7 Things Which You Thought Could Hurt Your Score, But Actually Won’t!

Do you think if you change your job then it will impact your credit score? If you get married and your spouse has a low credit score then will your score also dip? Will checking your own score lower it?

Credit rating is still a concept that is not understood very well and so there might be a few myths or wrong impressions that may be associated with it. Here we talk about seven such things which one may assume to impact your credit score but they do not:

  1. Your Spouses Score: It is important to remember that each individual whether married or single has a separate credit score which is not linked to the score of another individual even if that individual is your spouse. Thus if one marries a person who has a lower score or for that matter a higher score, the score of the partner will have no bearing on the spouse’s score.
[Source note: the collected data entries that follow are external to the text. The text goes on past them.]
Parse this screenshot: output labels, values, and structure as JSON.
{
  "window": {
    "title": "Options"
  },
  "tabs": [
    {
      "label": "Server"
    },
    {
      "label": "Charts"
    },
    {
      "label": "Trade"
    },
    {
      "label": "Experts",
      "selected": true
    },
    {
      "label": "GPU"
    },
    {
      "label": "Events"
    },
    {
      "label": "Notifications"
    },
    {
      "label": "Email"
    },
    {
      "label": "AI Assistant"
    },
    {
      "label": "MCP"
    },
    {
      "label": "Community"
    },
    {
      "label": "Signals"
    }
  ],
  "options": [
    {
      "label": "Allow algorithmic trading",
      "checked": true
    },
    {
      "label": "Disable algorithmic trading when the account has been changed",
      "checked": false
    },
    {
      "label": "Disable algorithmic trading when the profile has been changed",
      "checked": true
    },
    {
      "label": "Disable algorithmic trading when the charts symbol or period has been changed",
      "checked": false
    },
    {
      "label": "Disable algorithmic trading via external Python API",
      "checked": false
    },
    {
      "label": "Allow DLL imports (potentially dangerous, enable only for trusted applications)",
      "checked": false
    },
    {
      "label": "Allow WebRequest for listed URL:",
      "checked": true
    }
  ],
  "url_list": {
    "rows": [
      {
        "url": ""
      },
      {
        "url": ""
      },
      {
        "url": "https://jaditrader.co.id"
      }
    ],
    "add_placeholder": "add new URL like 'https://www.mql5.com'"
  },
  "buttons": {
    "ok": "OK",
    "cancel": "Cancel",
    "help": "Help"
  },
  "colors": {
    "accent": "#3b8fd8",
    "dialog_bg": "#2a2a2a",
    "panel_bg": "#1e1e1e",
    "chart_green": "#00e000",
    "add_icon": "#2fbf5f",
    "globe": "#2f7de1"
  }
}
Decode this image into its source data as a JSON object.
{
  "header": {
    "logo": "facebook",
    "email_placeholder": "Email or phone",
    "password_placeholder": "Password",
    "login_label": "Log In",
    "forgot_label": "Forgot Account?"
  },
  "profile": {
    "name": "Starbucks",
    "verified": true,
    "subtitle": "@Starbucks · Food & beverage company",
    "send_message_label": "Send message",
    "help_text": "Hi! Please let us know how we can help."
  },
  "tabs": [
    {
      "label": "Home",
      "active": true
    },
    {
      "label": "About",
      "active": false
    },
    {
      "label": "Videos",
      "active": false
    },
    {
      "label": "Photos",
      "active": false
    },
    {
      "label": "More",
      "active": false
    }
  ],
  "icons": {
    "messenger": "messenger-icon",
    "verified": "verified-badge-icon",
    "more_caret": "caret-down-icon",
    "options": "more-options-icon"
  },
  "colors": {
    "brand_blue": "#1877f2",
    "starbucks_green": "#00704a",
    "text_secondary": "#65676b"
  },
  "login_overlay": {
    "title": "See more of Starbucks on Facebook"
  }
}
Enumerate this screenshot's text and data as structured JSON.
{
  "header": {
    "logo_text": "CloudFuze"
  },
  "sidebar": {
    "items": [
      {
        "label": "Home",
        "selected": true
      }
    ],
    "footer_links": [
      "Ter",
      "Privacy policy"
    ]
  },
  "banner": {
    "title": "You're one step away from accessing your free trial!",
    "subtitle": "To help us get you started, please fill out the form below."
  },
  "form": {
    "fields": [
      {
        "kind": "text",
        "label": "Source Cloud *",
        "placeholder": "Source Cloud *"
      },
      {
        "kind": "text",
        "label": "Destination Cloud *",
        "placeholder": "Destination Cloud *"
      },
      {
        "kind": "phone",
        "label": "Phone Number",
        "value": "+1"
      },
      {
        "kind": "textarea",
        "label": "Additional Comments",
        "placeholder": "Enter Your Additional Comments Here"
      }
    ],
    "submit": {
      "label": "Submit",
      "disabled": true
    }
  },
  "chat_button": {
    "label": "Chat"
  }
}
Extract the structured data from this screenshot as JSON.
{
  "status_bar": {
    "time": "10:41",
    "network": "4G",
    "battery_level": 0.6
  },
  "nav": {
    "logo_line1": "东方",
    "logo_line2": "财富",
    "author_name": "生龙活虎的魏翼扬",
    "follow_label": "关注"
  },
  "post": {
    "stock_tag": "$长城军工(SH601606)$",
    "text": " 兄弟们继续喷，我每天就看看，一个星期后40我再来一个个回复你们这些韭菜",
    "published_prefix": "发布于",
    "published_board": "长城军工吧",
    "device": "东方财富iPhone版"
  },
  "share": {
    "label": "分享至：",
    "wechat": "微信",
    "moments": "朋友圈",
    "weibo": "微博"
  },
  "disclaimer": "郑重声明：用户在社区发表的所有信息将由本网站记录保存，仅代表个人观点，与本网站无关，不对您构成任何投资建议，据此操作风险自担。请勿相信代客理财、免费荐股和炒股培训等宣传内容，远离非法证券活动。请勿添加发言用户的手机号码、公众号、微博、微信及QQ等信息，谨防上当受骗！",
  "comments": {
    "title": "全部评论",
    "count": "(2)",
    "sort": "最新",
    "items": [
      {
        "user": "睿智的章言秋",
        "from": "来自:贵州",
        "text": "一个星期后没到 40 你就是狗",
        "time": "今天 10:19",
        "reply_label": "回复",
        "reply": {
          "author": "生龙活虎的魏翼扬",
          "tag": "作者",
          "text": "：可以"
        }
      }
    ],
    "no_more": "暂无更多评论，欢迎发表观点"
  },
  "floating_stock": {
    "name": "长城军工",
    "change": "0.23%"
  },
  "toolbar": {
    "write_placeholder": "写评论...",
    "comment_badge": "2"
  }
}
Each individual will continue with their own credit history and their histories will not merge or impact each other’s scores in any way.
  2. Lower Income Levels: CIBIL score is based on how one treats their debt and the rating is a statistical assessment of an individual’s credit health. The scores are not in any way affected by your income levels; as long as you pay your dues on time, do not over-leverage yourself and do not display credit hungry behaviour you will have a healthy score. It is possible that someone who earns more than you may have a lower score owing to their irresponsible attitude towards debt and the converse may also be true.
  3. Your Bank Balance: Just like income levels do not impact the credit score, your bank balance or net worth also has no bearing on the credit rating. As long you pay your EMIs and credit card bills on time, whether you have a big bank balance or a small balance is of no consequence to score calculation.
  4. Checking your own Credit Score: Being credit healthy is important, thus keeping in line with this thought, you should assess your credit health from time to time. So how do you do this? You do this by requesting your credit report periodically. Checking your own score is known as a soft inquiry and unlike a hard inquiry (when a bank asks for your credit report) it is not reported in the CIR and does not lower it. Checking your CIR from time to time will save you from the need to apply for a loan for a low CIBIL score when you need funds and will also let you keep an eye on your credit health.
  5. Use of Debit Card: Your debit cards are linked to your bank accounts and whenever you use the card the amount is directly debited from the savings account so this usage is not considered as credit for the user. Thus the use of debit cards unlike the use of credit cards is not considered when the CIBIL score is calculated. Overuse of credit cards can make you appear credit hungry and can lower the rating but nothing like this will happen when using debit cards as the usage is linked to the amount one has in their savings account.
  6. Educational Qualifications: Your CIR has information about your personal details, contact information, employment information, and so on. However, this information is not used when scores are calculated. Just like that your educational qualifications have no bearing on the score. You may be a graduate, postgraduate, or neither but the only thing that impacts the score is how you treat your debt and nothing else.
  7. Utility Bill Payments: So far in our country payment or nonpayment of utility bill payments is not included when credit scores are calculated. In some more credit-driven economies payment records of the user’s mobile, electricity, and water bills, etc are considered when the score is calculated. This may happen in India in the future but so far you need not worry about this impacting your scores.